One of the first topic areas that A-Level students learn about are PPF’s, these simple diagrams can help to show a multitude of basic economic concepts, such as opportunity cost, efficient and inefficient allocation of resources, and, growth. This growth can be displayed as short-run growth, which, occurs when we are using our available factor inputs more efficiently. For example, in the case of an economy, if labour is being used more efficiently then unemployment will decrease. Consequently, this will lead to point A moving to Point B on our PPF diagram as shown below.
Hence, once Point A moves to Point B, we are experiencing a more efficient allocation of resources. This can also infer short-run growth as this movement is the same as an expansion in aggregate demand as shown below on our long-run aggregate supply diagram.
As shown in the diagram, when employment in the economy rises, those who are newly employed see an increase in their disposable incomes. Consequently, this rise in disposable incomes will yield a rise in consumption as newly employed workers, who may have previously been on JSA, will go from buying inferior goods, such as frozen pizza, to purchasing normal goods, such as a takeaway. Hence, because consumption makes up 66% of aggregate demand when consumption rises due to increasing employment, short-run growth increases, thus illustrating how a movement in a PPF diagram to a more efficient allocation of resources yields short-run growth. At the same time, long-run growth can also be shown on a PPF diagram through an expansion in the productive capacity of the economy as shown below.

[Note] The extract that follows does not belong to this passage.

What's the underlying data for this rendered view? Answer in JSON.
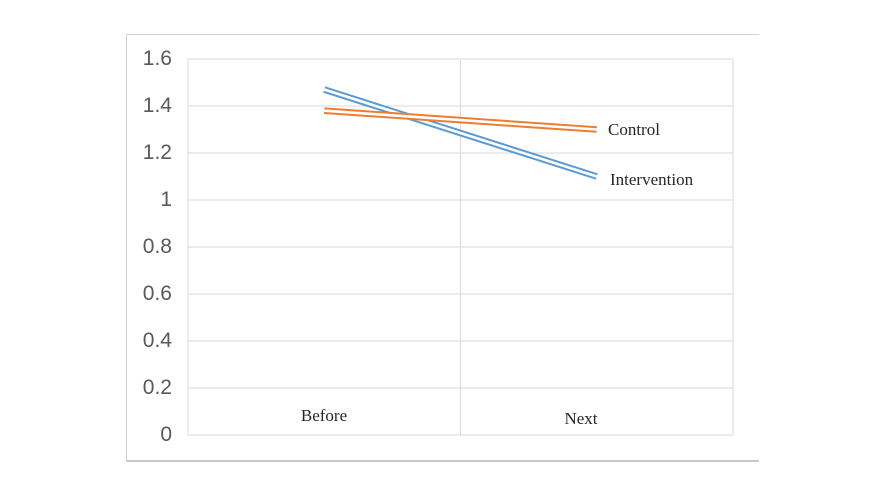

These expansions in productive capacity can either occur due to a rise in productivity, or, due to there being more factor inputs available for the economy to utilise. For example, in the case of labour, an increase in migration of people into a countries borders will lead to an expansion of the labour force, thus, because there is more labour available in the economy to produce goods and services, productive capacity expands. Improvements in productivity can also have a similar effect. In the case of Tesco’s self-checkouts, because each worker is now more productive (rather than having 10 cashiers you can now have one overlooking 10 self-checkouts) the increase in labour productivity attributed to improvements in technology in a weird way artificially increases the size of the labour force.
Therefore, clerks who previously worked on the normal checkouts can now allocate their labour to other areas of the economy, thus yielding an overall expansion in the number of goods and services the economy can produce.
However, we also learn of a contraction in the productive capacity of the economy, however, this is not as common to see in an exam as there are few documented cases that would be appropriate to introduce into an exam scenario. Yet, a recent article from the Financial Times may give examiners the opportunity to ask questions regarding a contraction in a countries productive capacity as the UK’s storm Arwen has left 30,000 households without power.
High winds, as well as snow caused by the storm, caused disruptions in large parts of the countries as 935,000 properties have had their power disrupted and restored as of 8 am on Wednesday, the financial time's report.
Network operators are to pay millions of pounds in compensation to the affected households. With each household being entitled to a £70 payment for every 12 hours of power, energy suppliers may have to pay out a good sum of money to ensure that each household is properly compensated.
The effect that Storm Arwen would have on the UK’s PPF would be a contraction in the productive capacity of the economy as Storm Arwen’s strong winds and snow would have led to the destruction of capital within the economy as in one site, 100 poles had been snapped in half. However, the contraction would have not been long, according to the ENA, engineers have been repairing damage at 4,500 sites, despite this, the temporary power outages would have still diminished the UK’s ability to produce goods and services. Thus reducing the productive capacity of the economy. This is because a lack of power may prevent certain households to perform tasks vital for their careers. For example, a junior analyst at a Bank will likely continue his spreadsheet work at home after hours, hence, a disruption in power will reduce his output as he can no longer do this. Furthermore, Storm Arwen’s power shortages may have also had unintended consequences on small businesses. For example, high street butcher stores will require power to ensure that their chillers are operating at the right temperatures to keep meat fresh. Many other businesses may also require power to perform basic tasks such as tracking inventory and re-ordering supplies.
Scottish and Southern Electricity Networks said its engineers had reported: “unprecedented damage” in the northeast of Scotland. With 1,000 points of damage so far in the region, Kwarteng told MPs he hoped that the “majority” of that hit would see power restored “in the next day or two”. “I would like to thank them for their fortitude,” he said. He promised to “look at the lessons we can learn in order to build ever more resilient power systems in the future”.